— Вот такая история! — Леся смотрела только на Дэна, и только ему одному предназначалась ее отчаянно-сумасшедшая улыбка.

Сейчас, подсвеченное колдовским светом блуждающего огня, ее безумие было особенно выпуклым, очевидным, а ее глаза горели тем же фанатичным светом, что и у Ильича. Гарь получила еще одну жертву.

— Где Ксанка? — Сейчас, когда счет, возможно, шел на секунды, ему было не до психоанализа. Он должен был действовать.

— Тише! — Леся приложила указательный палец к губам. — Слышите? Волки замолчали.

— Где Ксанка, я тебя спрашиваю?! — Отчаяние достигло своего апогея, Дэн был готов совершать безумия. Если понадобится, он силой выбьет признание из этой ненормальной.

— Спокойно, друг. — На плечо легла ладонь Гальяно. — Разреши, я с ней поговорю.

— Нет времени…

— Мне нужна одна минута. — Гальяно присел на корточки перед Лесей, сказал мягко: — Ты же не просто так нам все это рассказала? Есть еще что-то?

— Волки замолчали. — Она продолжала улыбаться. — Как вы думаете, мальчики, почему они до сих пор на вас не напали? Почему вы до сих пор живы?

— Ты не дала им команду.

— Я дала им команду. Моя бы воля, вы были бы мертвы еще несколько дней назад.

— А чья сейчас воля, Леся?

— Она очень сильна. — Леся, казалось, не услышала вопрос. — Возможно, она даже сильнее Лешака. Если она не захочет подчиниться, с ней ничего нельзя будет поделать. Даже он, — она посмотрела в сторону гари, — это понимает. Ваша Ксанка решила умереть этой ночью. При ее способностях остановить сердце будет не сложно. Она умрет, и он потеряет все.

— Я пошел! — Дэн не сводил взгляда с полыхающего над лесом зеленого зарева. — И ты пойдешь со мной! — Он силой поставил Лесю на ноги.

— С удовольствием! — Она вздернула подбородок. — Только не потому, что ты так хочешь, а потому, что мне хочется видеть, как он победит.

— Ты сказала, что Ксанка собирается убить себя… — Гальяно с тревогой посмотрел на Дэна.

— Собирается, но она не посмеет этого сделать. И знаешь, почему?

— Почему?

— Вы ей не позволите! Пойдемте, мальчики! Представление начинается!

…Гарь со всех сторон окружали волки. Их было десятки, если не сотни. Никакое оружие не поможет, если эти твари нападут все разом. Но Дэн не думал о волках, Дэн смотрел на Ксанку…

Как тринадцать лет назад, она парила над гарью. Вокруг ее лодыжек обвивались зеленые вихри, белые волосы развевал ветер, а глаза были открыты. Дэн мог поклясться, что она их видит.

— Алекс! Ксанка! — Он рванул вперед, и по морю из волчьих тел пробежала тревожная рябь.

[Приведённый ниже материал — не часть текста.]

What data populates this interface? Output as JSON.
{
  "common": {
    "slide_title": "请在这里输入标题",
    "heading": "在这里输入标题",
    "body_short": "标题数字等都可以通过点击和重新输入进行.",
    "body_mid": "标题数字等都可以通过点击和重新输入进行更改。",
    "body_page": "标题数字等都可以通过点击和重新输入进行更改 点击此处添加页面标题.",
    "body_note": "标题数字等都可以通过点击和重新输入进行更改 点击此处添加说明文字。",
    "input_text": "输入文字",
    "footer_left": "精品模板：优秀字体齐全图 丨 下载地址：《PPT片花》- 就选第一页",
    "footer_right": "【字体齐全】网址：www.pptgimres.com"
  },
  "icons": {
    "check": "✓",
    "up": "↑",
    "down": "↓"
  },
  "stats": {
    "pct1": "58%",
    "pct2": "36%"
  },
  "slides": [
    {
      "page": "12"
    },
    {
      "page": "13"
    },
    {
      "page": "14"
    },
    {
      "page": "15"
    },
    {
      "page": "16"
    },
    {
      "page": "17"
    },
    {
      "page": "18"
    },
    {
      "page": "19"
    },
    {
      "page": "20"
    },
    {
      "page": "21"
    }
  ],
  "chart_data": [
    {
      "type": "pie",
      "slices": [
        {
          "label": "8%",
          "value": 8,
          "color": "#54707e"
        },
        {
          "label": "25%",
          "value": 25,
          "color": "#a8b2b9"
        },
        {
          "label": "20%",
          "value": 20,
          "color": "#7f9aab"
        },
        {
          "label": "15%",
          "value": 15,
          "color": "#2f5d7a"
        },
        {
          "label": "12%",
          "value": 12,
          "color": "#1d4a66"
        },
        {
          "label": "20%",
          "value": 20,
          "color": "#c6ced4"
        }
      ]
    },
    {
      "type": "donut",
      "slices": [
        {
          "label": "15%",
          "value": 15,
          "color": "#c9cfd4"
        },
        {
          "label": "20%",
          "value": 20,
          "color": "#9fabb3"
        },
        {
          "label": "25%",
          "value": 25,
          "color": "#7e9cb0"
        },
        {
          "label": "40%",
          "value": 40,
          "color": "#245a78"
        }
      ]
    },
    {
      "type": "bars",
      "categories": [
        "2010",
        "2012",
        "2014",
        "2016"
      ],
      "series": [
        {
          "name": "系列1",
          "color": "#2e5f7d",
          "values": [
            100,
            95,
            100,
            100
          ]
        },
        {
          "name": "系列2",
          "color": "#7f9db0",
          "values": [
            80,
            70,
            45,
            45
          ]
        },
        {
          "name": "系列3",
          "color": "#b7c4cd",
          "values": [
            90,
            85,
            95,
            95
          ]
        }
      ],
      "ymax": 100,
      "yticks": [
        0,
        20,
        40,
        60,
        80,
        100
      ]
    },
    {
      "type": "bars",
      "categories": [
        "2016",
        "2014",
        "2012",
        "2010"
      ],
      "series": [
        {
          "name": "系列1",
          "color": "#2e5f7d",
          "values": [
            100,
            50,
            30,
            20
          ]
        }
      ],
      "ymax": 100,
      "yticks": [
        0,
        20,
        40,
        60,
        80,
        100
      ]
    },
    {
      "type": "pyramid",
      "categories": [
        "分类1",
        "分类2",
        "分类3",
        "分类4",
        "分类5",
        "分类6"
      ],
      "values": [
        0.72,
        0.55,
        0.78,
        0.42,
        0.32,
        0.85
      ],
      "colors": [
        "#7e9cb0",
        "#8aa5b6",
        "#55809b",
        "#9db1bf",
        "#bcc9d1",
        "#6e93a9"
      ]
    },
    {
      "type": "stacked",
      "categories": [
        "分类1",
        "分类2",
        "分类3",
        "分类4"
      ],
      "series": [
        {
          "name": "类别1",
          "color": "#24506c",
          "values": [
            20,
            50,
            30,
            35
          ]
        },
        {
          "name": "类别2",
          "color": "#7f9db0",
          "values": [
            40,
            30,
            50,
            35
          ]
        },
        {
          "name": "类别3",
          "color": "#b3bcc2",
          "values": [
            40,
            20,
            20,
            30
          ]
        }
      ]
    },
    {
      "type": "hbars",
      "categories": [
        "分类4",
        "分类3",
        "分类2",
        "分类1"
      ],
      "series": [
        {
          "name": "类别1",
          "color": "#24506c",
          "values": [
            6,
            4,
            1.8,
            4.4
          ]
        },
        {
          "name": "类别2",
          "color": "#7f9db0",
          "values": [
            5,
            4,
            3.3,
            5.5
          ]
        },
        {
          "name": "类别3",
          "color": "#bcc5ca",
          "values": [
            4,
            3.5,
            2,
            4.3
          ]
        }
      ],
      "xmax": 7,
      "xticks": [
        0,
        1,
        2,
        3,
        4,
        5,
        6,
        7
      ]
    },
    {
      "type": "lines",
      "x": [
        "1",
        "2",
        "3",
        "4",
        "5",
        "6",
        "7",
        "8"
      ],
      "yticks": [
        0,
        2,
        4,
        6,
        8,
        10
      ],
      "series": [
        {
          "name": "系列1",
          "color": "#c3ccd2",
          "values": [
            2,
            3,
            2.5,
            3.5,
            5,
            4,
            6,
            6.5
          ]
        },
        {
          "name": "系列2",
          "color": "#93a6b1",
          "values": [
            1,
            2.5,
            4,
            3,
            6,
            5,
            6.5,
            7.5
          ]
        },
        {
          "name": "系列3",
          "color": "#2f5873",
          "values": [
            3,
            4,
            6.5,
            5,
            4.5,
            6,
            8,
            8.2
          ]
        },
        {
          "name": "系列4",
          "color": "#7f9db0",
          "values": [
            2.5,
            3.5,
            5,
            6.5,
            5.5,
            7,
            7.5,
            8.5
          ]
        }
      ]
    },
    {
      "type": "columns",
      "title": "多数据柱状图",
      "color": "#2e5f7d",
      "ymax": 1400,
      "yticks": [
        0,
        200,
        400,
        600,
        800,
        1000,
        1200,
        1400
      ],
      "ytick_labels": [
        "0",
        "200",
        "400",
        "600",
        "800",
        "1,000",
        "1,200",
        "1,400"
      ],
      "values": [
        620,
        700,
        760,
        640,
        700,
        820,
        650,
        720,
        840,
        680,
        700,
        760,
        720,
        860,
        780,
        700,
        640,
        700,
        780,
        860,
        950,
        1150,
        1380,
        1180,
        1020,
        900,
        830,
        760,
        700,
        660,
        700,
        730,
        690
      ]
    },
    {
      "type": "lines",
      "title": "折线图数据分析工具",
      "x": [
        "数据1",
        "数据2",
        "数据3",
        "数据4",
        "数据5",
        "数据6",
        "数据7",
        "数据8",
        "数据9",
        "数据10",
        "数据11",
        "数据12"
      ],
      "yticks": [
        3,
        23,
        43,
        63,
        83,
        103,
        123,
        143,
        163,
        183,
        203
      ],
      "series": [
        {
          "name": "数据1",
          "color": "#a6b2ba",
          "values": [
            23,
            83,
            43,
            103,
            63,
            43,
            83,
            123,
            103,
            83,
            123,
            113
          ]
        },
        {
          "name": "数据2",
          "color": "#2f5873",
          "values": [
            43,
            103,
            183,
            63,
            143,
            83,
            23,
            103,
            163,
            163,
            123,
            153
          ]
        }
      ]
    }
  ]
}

— Осторожно! — Кто-то с силой дернул его за руку, оттаскивая от волков. — Они порвут тебя…

Туча, бледный, сосредоточенный, сдернул с плеча бесполезное ружье, передернул затвор.

— Не порвут. — Голос Леси звучал на удивление громко. — Она их держит. Она одна удерживает всю стаю, не позволяет волкам напасть на вас. Я же говорила, она очень сильна, но чтобы контролировать этих тварей, ей нужно быть полностью сконцентрированной. Вот так! Она сильна, а я умна. — Леся победно улыбнулась. — Сыграть можно не только на человеческих слабостях, но и на человеческой силе. Перед вашей ненаглядной Ксанкой сейчас стоит очень сложная дилемма. Ее силы хватит на что-то одно: удерживать волков или сопротивляться чужой воле. Угадайте, что она выберет? Я почти уверена, что волки на вас не нападут.

Это был подлый и одновременно чудовищно коварный план. Волки не подпустят их к Ксанке, а она не позволит волкам напасть, и сопротивляться Чуду она тоже не сможет…

— Может, пальнуть из дробаша? — Гальяно бросил вопросительный взгляд на Матвея, но тот ничего не ответил.

— Мы пальнем, — пообещал Туча, смахивая со лба пот. — Только, боюсь, силы не равны.

— Начинается… — не сказала, а выдохнула Леся, и Дэн, удерживающий ее за руку, почувствовал, как она дрожит.

Дрожала не только Леся, дрожала земля под их ногами. Пепел поднялся в воздух, закружился над гарью серой метелью. Ксанка на мгновение прикрыла глаза, но тут же снова их открыла. Теперь она смотрела прямо на Дэна, и во взгляде ее была мольба: «Уходи! Уходите все!»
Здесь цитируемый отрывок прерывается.